Interessant wird auch zu beobachten sein, welche Strahlkraft die burgenländischen Mindestlöhne auf die Landesbediensteten in Vorarlberg, Salzburg oder Wien haben werden. Dort sind die Lebenshaltungskosten ja deutlich höher als im Burgenland. Bereits klar ist, was auf die burgenländischen Unternehmer zukommt: Ihnen bleibt nichts anderes übrig, als mit dem „Arbeitgeber Land“ mitzuziehen, um für Beschäftigte attraktiv zu bleiben. Das ist auch das erklärte Ziel der Aktion von Hans Peter Doskozil: Niemand im Burgenland soll weniger als 1700 Euro netto im Monat verdienen. In weiterer Folge wird in den Betrieben die Produktivität erhöht werden müssen. Gelingt das nicht, wird der Rationalisierungsdruck verschärft. In der harten Welt der Wirklichkeit fallen nämlich Jobs weg, wenn die Arbeitskosten schneller steigen als die Produktivität.

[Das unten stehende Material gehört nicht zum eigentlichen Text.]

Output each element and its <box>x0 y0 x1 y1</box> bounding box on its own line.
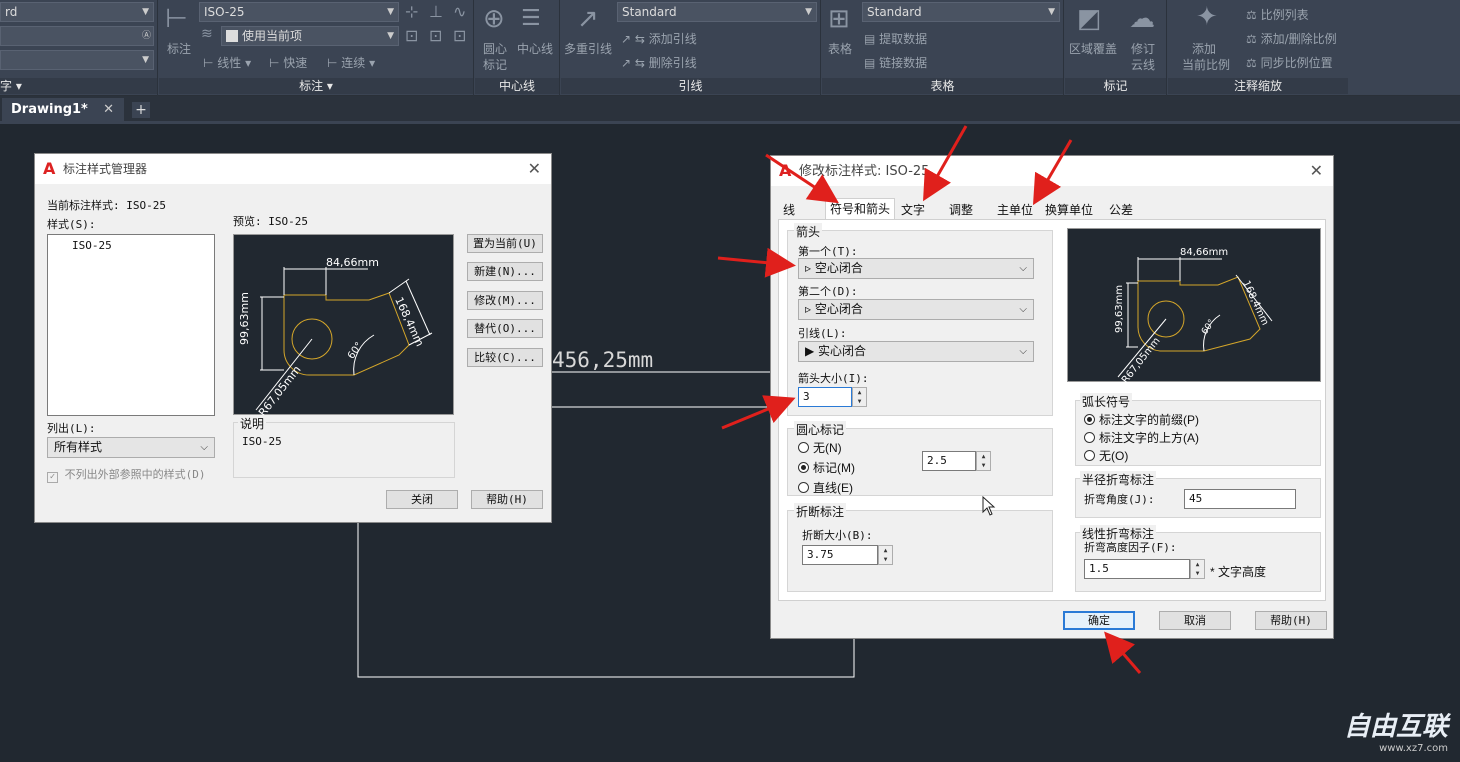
arrow-to-first-arrow <box>717 247 796 278</box>
arrow-to-arrow-size <box>721 395 796 430</box>
red-arrow-icons <box>717 125 1142 674</box>
watermark-logo: 自由互联 www.xz7.com <box>1344 706 1448 754</box>
watermark-brand: 自由互联 <box>1343 712 1448 742</box>
arrow-to-text-tab <box>923 125 968 202</box>
arrow-to-ok-button <box>1104 631 1142 674</box>
watermark-url: www.xz7.com <box>1379 743 1448 754</box>
arrow-to-units-tab <box>1032 139 1073 206</box>
annotation-arrows <box>717 125 1142 674</box>
arrow-to-symbols-tab <box>765 153 840 204</box>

Griechenland hat im großen Stil durchexerziert, welche Folgen eine gut gemeinte staatliche Lohnpolitik für die gesamte Wirtschaft hat. Mit der Einführung des Euro war jede Menge billiges Geld vorhanden, das vor allem in den Staatskonsum geflossen ist. Die Löhne im Staatsdienst wurden kräftig angehoben, der Privatsektor musste mitziehen, um die besten Mitarbeiter nicht an den Staat zu verlieren.
Das alles war ganz nach dem Geschmack der Freunde der Staatswirtschaft, schließlich würden höhere Löhne ja die Nachfrage ankurbeln. Genau das passierte auch – allerdings nicht nach griechischen Produkten, sondern nach ausländischen. Ausgelöst von den Lohnsteigerungen im öffentlichen Dienst stiegen die griechischen Arbeitskosten deutlich schneller als die Produktivität. Die Arbeitgeber verteuerten ihre Produkte, um die höheren Löhne zahlen zu können, und flogen deshalb reihenweise aus dem Markt. Der frühere Wirtschaftsminister Michalis Chrysochoidis, ein Sozialist, erklärte das so: „Das Ergebnis war, dass alle, die etwas produzierten, ihre Betriebe schlossen und Importfirmen gründeten, weil sich damit mehr verdienen ließ. Das ist das eigentliche Desaster dieses Landes.“
Deshalb wird Sozialpolitik auch nicht über die Löhne betrieben. Vielleicht zeigt das Burgenland ja gerade vor, wie Lohnpolitik in einer globalisierten Welt genau nicht funktioniert.
Kolumne von Franz Schellhorn im „profil“ (08.02.2020).